C’est maintenant qu’ils ne doivent pas s’inquiéter de leur propres vassaux qui sont déjà soumis comme il faut. C’est au contraire en les menaçant et en les humiliant qu’ils risquent de se les aliéner. C’est la base. Ce comportement est complètement idiot. Si bien sur ce n’est pas du théâtre.
@Guepe
Je veux bien admettre que Todd exagère un tantinet mais le Danemark est le pays vassal des US par excellence. Tu te souviens des informations que Snowden a sorti sur le Danemark ou plutôt ses dirigeants ? C’est au point où les mecs sont prêts à violer les lois de leur propre pays pour satisfaire les renseignements américains.
Tu penses sérieusement, que si les Américains souhaitaient exploiter les terres rares du Groenland, les Danois auraient refusé ? Les Yankees peuvent même y foutre une cinquantaine de bases s’ils veulent, personne ne bronchera.
@yoananda2
Je veux bien te croire, je n’ai pas d’avis définitif.

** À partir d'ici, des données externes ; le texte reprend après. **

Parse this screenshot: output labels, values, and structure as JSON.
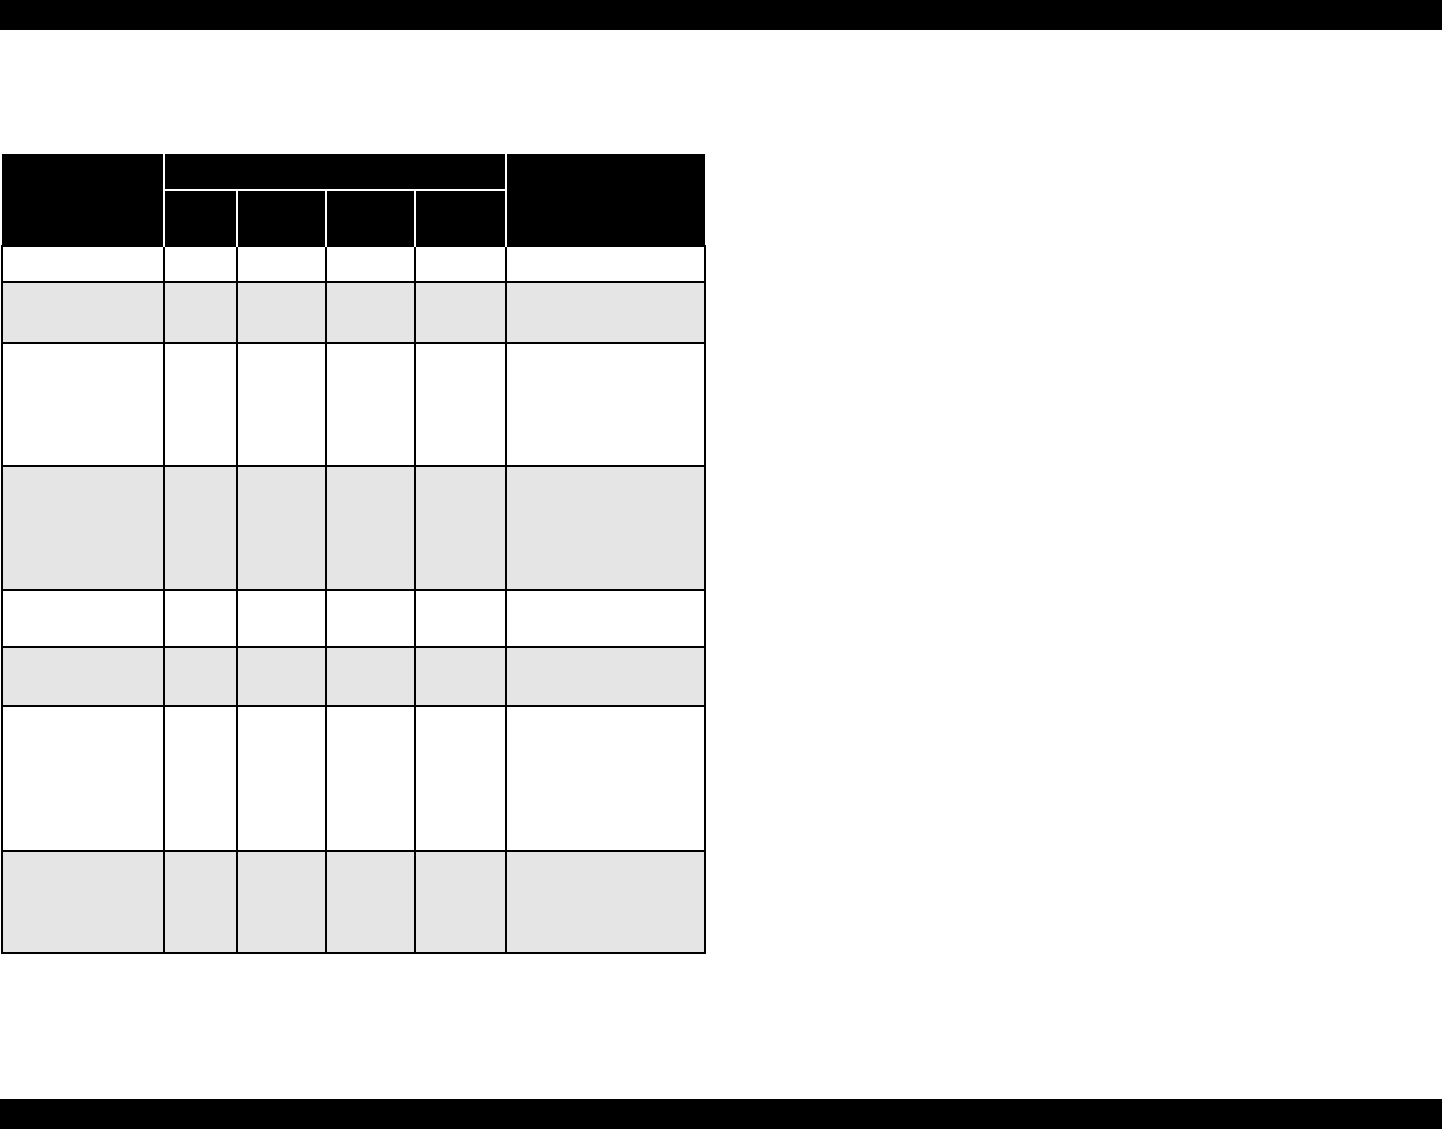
{
  "page": {
    "background_color": "#ffffff"
  },
  "top_banner": {
    "color": "#000000",
    "text": ""
  },
  "bottom_banner": {
    "color": "#000000",
    "text": ""
  },
  "table": {
    "colors": {
      "header_bg": "#000000",
      "header_divider": "#ffffff",
      "grid": "#000000",
      "row_bg": "#ffffff",
      "row_alt_bg": "#e5e5e5"
    },
    "header": {
      "row_label": "",
      "group_label": "",
      "sub_labels": [
        "",
        "",
        "",
        ""
      ],
      "trailing_label": ""
    },
    "rows": [
      {
        "cells": [
          "",
          "",
          "",
          "",
          "",
          ""
        ]
      },
      {
        "cells": [
          "",
          "",
          "",
          "",
          "",
          ""
        ]
      },
      {
        "cells": [
          "",
          "",
          "",
          "",
          "",
          ""
        ]
      },
      {
        "cells": [
          "",
          "",
          "",
          "",
          "",
          ""
        ]
      },
      {
        "cells": [
          "",
          "",
          "",
          "",
          "",
          ""
        ]
      },
      {
        "cells": [
          "",
          "",
          "",
          "",
          "",
          ""
        ]
      },
      {
        "cells": [
          "",
          "",
          "",
          "",
          "",
          ""
        ]
      },
      {
        "cells": [
          "",
          "",
          "",
          "",
          "",
          ""
        ]
      }
    ]
  }
}
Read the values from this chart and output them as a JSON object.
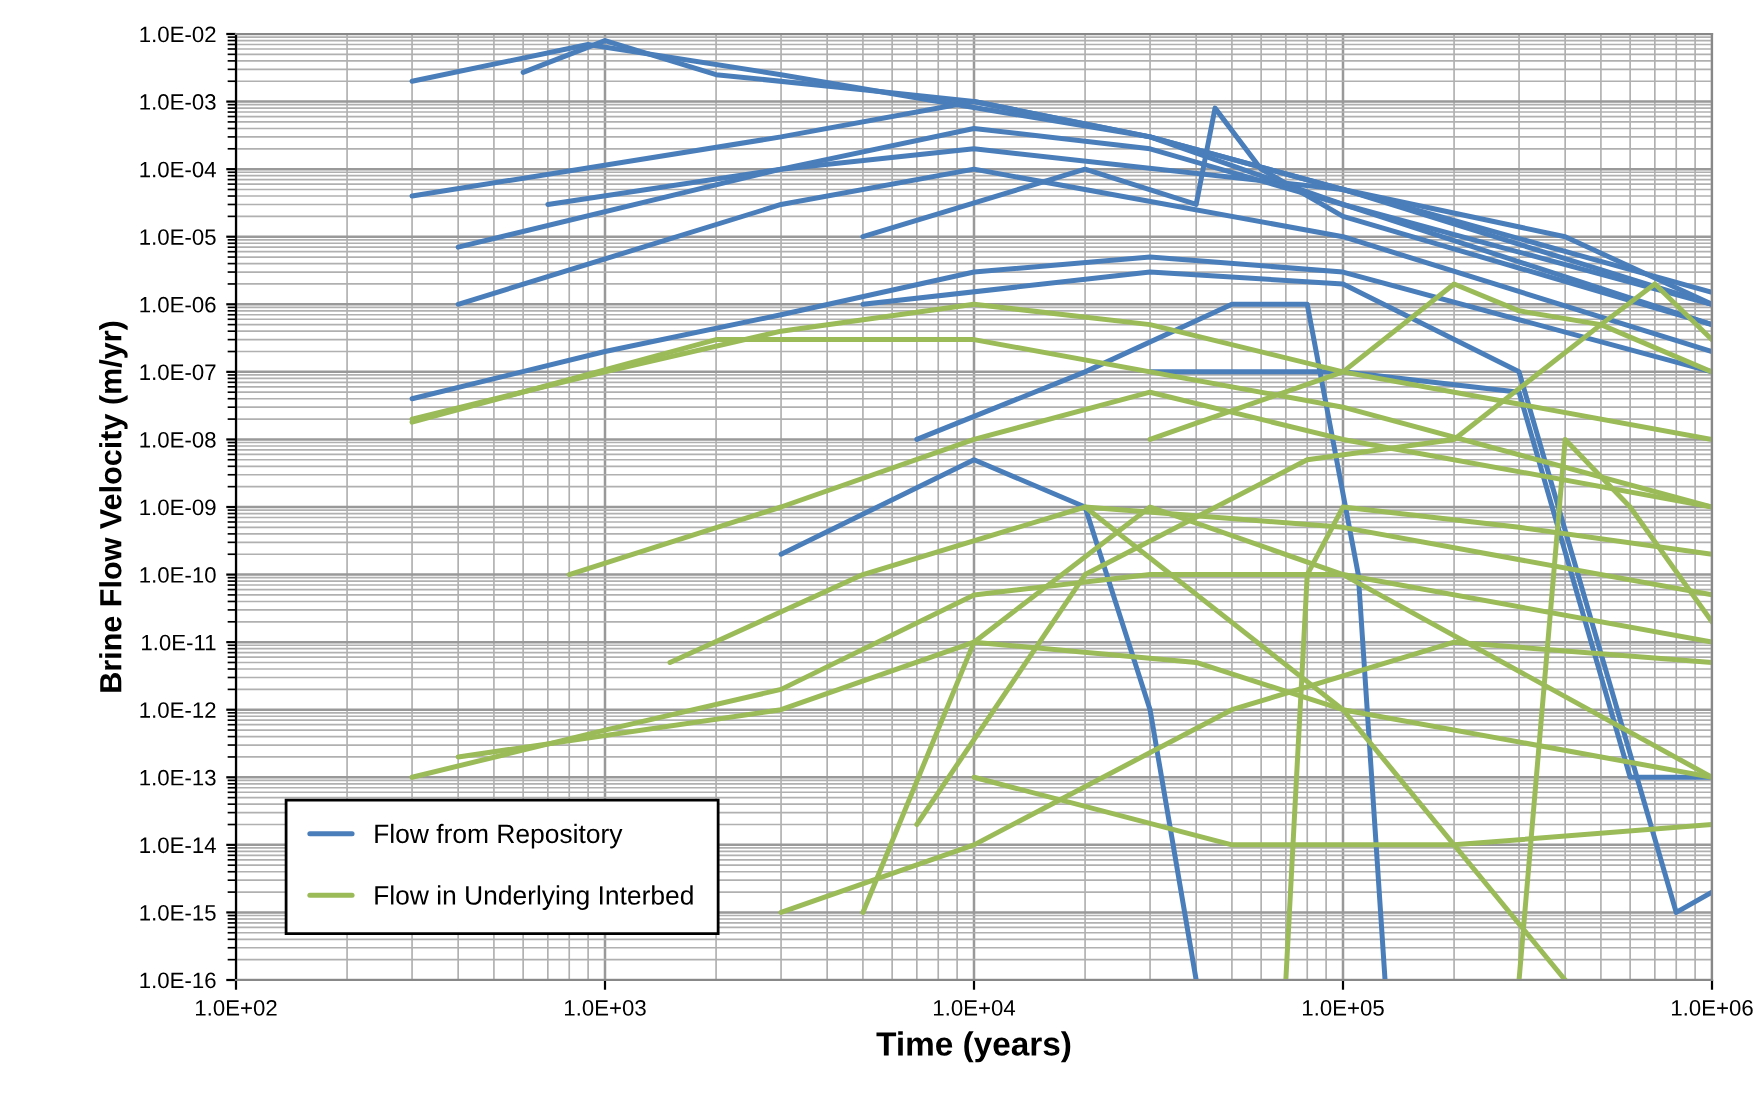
{
  "chart_data": {
    "type": "line",
    "xlabel": "Time (years)",
    "ylabel": "Brine Flow Velocity (m/yr)",
    "log": "xy",
    "grid": true,
    "legend": "bottom left",
    "marker": "none",
    "line_style": "solid",
    "xlim": [
      100,
      1000000
    ],
    "xticks": [
      {
        "value": 100,
        "label": "1.0E+02"
      },
      {
        "value": 1000,
        "label": "1.0E+03"
      },
      {
        "value": 10000,
        "label": "1.0E+04"
      },
      {
        "value": 100000,
        "label": "1.0E+05"
      },
      {
        "value": 1000000,
        "label": "1.0E+06"
      }
    ],
    "ylim": [
      1e-16,
      0.01
    ],
    "yticks": [
      {
        "value": 1e-16,
        "label": "1.0E-16"
      },
      {
        "value": 1e-15,
        "label": "1.0E-15"
      },
      {
        "value": 1e-14,
        "label": "1.0E-14"
      },
      {
        "value": 1e-13,
        "label": "1.0E-13"
      },
      {
        "value": 1e-12,
        "label": "1.0E-12"
      },
      {
        "value": 1e-11,
        "label": "1.0E-11"
      },
      {
        "value": 1e-10,
        "label": "1.0E-10"
      },
      {
        "value": 1e-09,
        "label": "1.0E-09"
      },
      {
        "value": 1e-08,
        "label": "1.0E-08"
      },
      {
        "value": 1e-07,
        "label": "1.0E-07"
      },
      {
        "value": 1e-06,
        "label": "1.0E-06"
      },
      {
        "value": 1e-05,
        "label": "1.0E-05"
      },
      {
        "value": 0.0001,
        "label": "1.0E-04"
      },
      {
        "value": 0.001,
        "label": "1.0E-03"
      },
      {
        "value": 0.01,
        "label": "1.0E-02"
      }
    ],
    "series": [
      {
        "name": "Flow from Repository",
        "color": "#4a7ebb",
        "x": [
          300,
          900,
          3000,
          8000,
          30000,
          100000,
          1000000
        ],
        "values": [
          0.002,
          0.007,
          0.0025,
          0.001,
          0.0003,
          5e-05,
          1.5e-06
        ]
      },
      {
        "color": "#4a7ebb",
        "x": [
          600,
          1000,
          2000,
          5000,
          10000,
          30000,
          100000,
          1000000
        ],
        "values": [
          0.0027,
          0.008,
          0.0025,
          0.0015,
          0.001,
          0.0003,
          5e-05,
          1e-06
        ]
      },
      {
        "color": "#4a7ebb",
        "x": [
          300,
          3000,
          10000,
          30000,
          100000,
          1000000
        ],
        "values": [
          4e-05,
          0.0003,
          0.001,
          0.0003,
          3e-05,
          1e-06
        ]
      },
      {
        "color": "#4a7ebb",
        "x": [
          400,
          3000,
          10000,
          30000,
          100000,
          1000000
        ],
        "values": [
          7e-06,
          0.0001,
          0.0004,
          0.0002,
          3e-05,
          5e-07
        ]
      },
      {
        "color": "#4a7ebb",
        "x": [
          400,
          3000,
          10000,
          100000,
          1000000
        ],
        "values": [
          1e-06,
          3e-05,
          0.0001,
          1e-05,
          2e-07
        ]
      },
      {
        "color": "#4a7ebb",
        "x": [
          300,
          1000,
          3000,
          10000,
          30000,
          100000,
          1000000
        ],
        "values": [
          4e-08,
          2e-07,
          7e-07,
          3e-06,
          5e-06,
          3e-06,
          1e-07
        ]
      },
      {
        "color": "#4a7ebb",
        "x": [
          5000,
          20000,
          40000,
          45000,
          60000,
          100000,
          1000000
        ],
        "values": [
          1e-05,
          0.0001,
          3e-05,
          0.0008,
          0.0001,
          2e-05,
          5e-07
        ]
      },
      {
        "color": "#4a7ebb",
        "x": [
          3000,
          10000,
          20000,
          30000,
          40000
        ],
        "values": [
          2e-10,
          5e-09,
          1e-09,
          1e-12,
          1e-16
        ]
      },
      {
        "color": "#4a7ebb",
        "x": [
          7000,
          20000,
          50000,
          80000,
          110000,
          130000
        ],
        "values": [
          1e-08,
          1e-07,
          1e-06,
          1e-06,
          1e-10,
          1e-16
        ]
      },
      {
        "color": "#4a7ebb",
        "x": [
          5000,
          30000,
          100000,
          300000,
          800000,
          1000000
        ],
        "values": [
          1e-06,
          3e-06,
          2e-06,
          1e-07,
          1e-15,
          2e-15
        ]
      },
      {
        "color": "#4a7ebb",
        "x": [
          700,
          3000,
          10000,
          100000,
          400000,
          1000000
        ],
        "values": [
          3e-05,
          0.0001,
          0.0002,
          5e-05,
          1e-05,
          1e-06
        ]
      },
      {
        "color": "#4a7ebb",
        "x": [
          30000,
          100000,
          300000,
          600000,
          1000000
        ],
        "values": [
          1e-07,
          1e-07,
          5e-08,
          1e-13,
          1e-13
        ]
      },
      {
        "name": "Flow in Underlying Interbed",
        "color": "#9bbb59",
        "x": [
          300,
          1000,
          3000,
          10000,
          30000,
          100000,
          1000000
        ],
        "values": [
          2e-08,
          1e-07,
          4e-07,
          1e-06,
          5e-07,
          1e-07,
          1e-08
        ]
      },
      {
        "color": "#9bbb59",
        "x": [
          300,
          2000,
          10000,
          100000,
          1000000
        ],
        "values": [
          1.8e-08,
          3e-07,
          3e-07,
          3e-08,
          1e-09
        ]
      },
      {
        "color": "#9bbb59",
        "x": [
          300,
          1000,
          3000,
          10000,
          30000,
          100000,
          1000000
        ],
        "values": [
          1e-13,
          5e-13,
          2e-12,
          5e-11,
          1e-10,
          1e-10,
          1e-11
        ]
      },
      {
        "color": "#9bbb59",
        "x": [
          800,
          3000,
          10000,
          30000,
          100000,
          1000000
        ],
        "values": [
          1e-10,
          1e-09,
          1e-08,
          5e-08,
          1e-08,
          1e-09
        ]
      },
      {
        "color": "#9bbb59",
        "x": [
          1500,
          5000,
          20000,
          100000,
          1000000
        ],
        "values": [
          5e-12,
          1e-10,
          1e-09,
          5e-10,
          5e-11
        ]
      },
      {
        "color": "#9bbb59",
        "x": [
          3000,
          10000,
          50000,
          200000,
          1000000
        ],
        "values": [
          1e-15,
          1e-14,
          1e-12,
          1e-11,
          5e-12
        ]
      },
      {
        "color": "#9bbb59",
        "x": [
          30000,
          100000,
          200000,
          300000,
          500000,
          1000000
        ],
        "values": [
          1e-08,
          1e-07,
          2e-06,
          8e-07,
          5e-07,
          1e-07
        ]
      },
      {
        "color": "#9bbb59",
        "x": [
          5000,
          10000,
          30000,
          100000,
          1000000
        ],
        "values": [
          1e-15,
          1e-11,
          1e-09,
          1e-10,
          1e-13
        ]
      },
      {
        "color": "#9bbb59",
        "x": [
          10000,
          50000,
          200000,
          1000000
        ],
        "values": [
          1e-13,
          1e-14,
          1e-14,
          2e-14
        ]
      },
      {
        "color": "#9bbb59",
        "x": [
          70000,
          80000,
          100000,
          300000,
          1000000
        ],
        "values": [
          1e-16,
          1e-10,
          1e-09,
          5e-10,
          2e-10
        ]
      },
      {
        "color": "#9bbb59",
        "x": [
          7000,
          20000,
          80000,
          200000,
          500000,
          700000,
          1000000
        ],
        "values": [
          2e-14,
          1e-10,
          5e-09,
          1e-08,
          5e-07,
          2e-06,
          3e-07
        ]
      },
      {
        "color": "#9bbb59",
        "x": [
          20000,
          100000,
          400000
        ],
        "values": [
          1e-09,
          1e-12,
          1e-16
        ]
      },
      {
        "color": "#9bbb59",
        "x": [
          400,
          3000,
          10000,
          40000,
          100000,
          1000000
        ],
        "values": [
          2e-13,
          1e-12,
          1e-11,
          5e-12,
          1e-12,
          1e-13
        ]
      },
      {
        "color": "#9bbb59",
        "x": [
          300000,
          400000,
          600000,
          1000000
        ],
        "values": [
          1e-16,
          1e-08,
          1e-09,
          2e-11
        ]
      }
    ]
  }
}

Mais c’est quoi la logique sachant que ce territoire est déjà manifestement sous leur domination et qu’ils peuvent y faire ce qu’ils veulent ?

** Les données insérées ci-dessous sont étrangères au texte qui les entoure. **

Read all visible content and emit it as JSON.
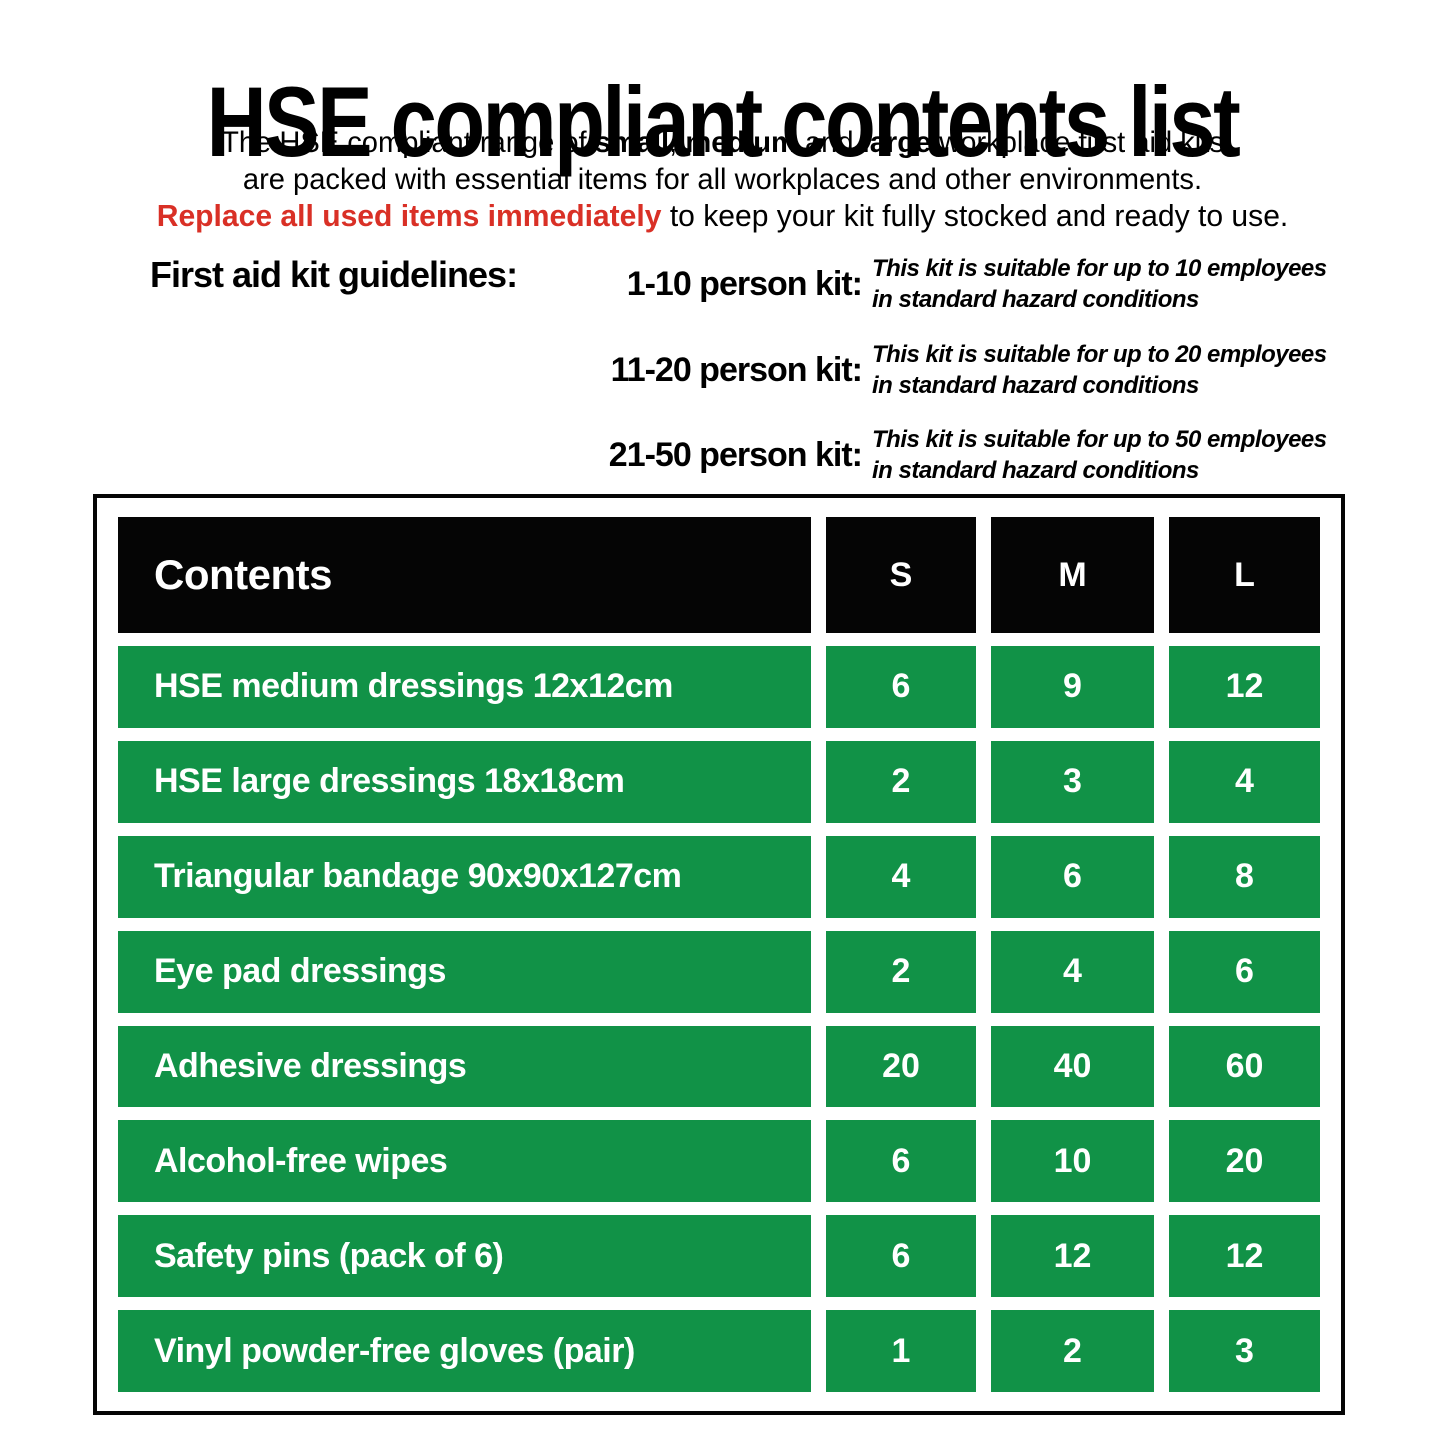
{
  "colors": {
    "green": "#119247",
    "red": "#D93026",
    "black": "#050505"
  },
  "header": {
    "title": "HSE compliant contents list",
    "intro": {
      "part1": "The HSE compliant range of ",
      "bold1": "small",
      "part2": ", ",
      "bold2": "medium",
      "part3": " and ",
      "bold3": "large",
      "part4": " workplace first aid kits",
      "line2": "are packed with essential items for all workplaces and other environments."
    },
    "replace_note": {
      "bold_red": "Replace all used items immediately",
      "rest": " to keep your kit fully stocked and ready to use."
    }
  },
  "guidelines": {
    "heading": "First aid kit guidelines:",
    "entries": [
      {
        "label": "1-10 person kit:",
        "note_line1": "This kit is suitable for up to 10 employees",
        "note_line2": "in standard hazard conditions"
      },
      {
        "label": "11-20 person kit:",
        "note_line1": "This kit is suitable for up to 20 employees",
        "note_line2": "in standard hazard conditions"
      },
      {
        "label": "21-50 person kit:",
        "note_line1": "This kit is suitable for up to 50 employees",
        "note_line2": "in standard hazard conditions"
      }
    ]
  },
  "table": {
    "header": {
      "contents": "Contents",
      "sizes": [
        "S",
        "M",
        "L"
      ]
    },
    "rows": [
      {
        "item": "HSE medium dressings 12x12cm",
        "s": "6",
        "m": "9",
        "l": "12"
      },
      {
        "item": "HSE large dressings 18x18cm",
        "s": "2",
        "m": "3",
        "l": "4"
      },
      {
        "item": "Triangular bandage 90x90x127cm",
        "s": "4",
        "m": "6",
        "l": "8"
      },
      {
        "item": "Eye pad dressings",
        "s": "2",
        "m": "4",
        "l": "6"
      },
      {
        "item": "Adhesive dressings",
        "s": "20",
        "m": "40",
        "l": "60"
      },
      {
        "item": "Alcohol-free wipes",
        "s": "6",
        "m": "10",
        "l": "20"
      },
      {
        "item": "Safety pins (pack of 6)",
        "s": "6",
        "m": "12",
        "l": "12"
      },
      {
        "item": "Vinyl powder-free gloves (pair)",
        "s": "1",
        "m": "2",
        "l": "3"
      }
    ]
  }
}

Qu’est ce que cette annexion leur donnera de plus ? Sans parler du fait qu’ils risquent de faire peur à leurs propres vasseaux qui risquent de se rebiffer.
Mais oui, je pense que c’est aussi théâtral du coté des européens.
Donc Todd nous explique que le Groenland est déjà officieusement sous domination américaine parce que le Danmark est un instrument de contrôle américain en Europe (le centre de surveillance des dirigeants européens de la NSA étant à Copenhague). Alors pourquoi Trump revendique une possession formelle du Groenland ? Pour se vanter d’avoir augmenté la superficie des US durant son mandat ? Il n’y a peut être aucune logique si ce n’est celle d’un impérialisme qui commence à dévorer ses plus propres alliés ... à moins que ça ne soit que du théâtre.
Bizarre cette histoire de Groenland. Depuis le début, mon intuition me dit de ne pas la prendre au sérieux donc pour le moment j’opte pour le théâtre.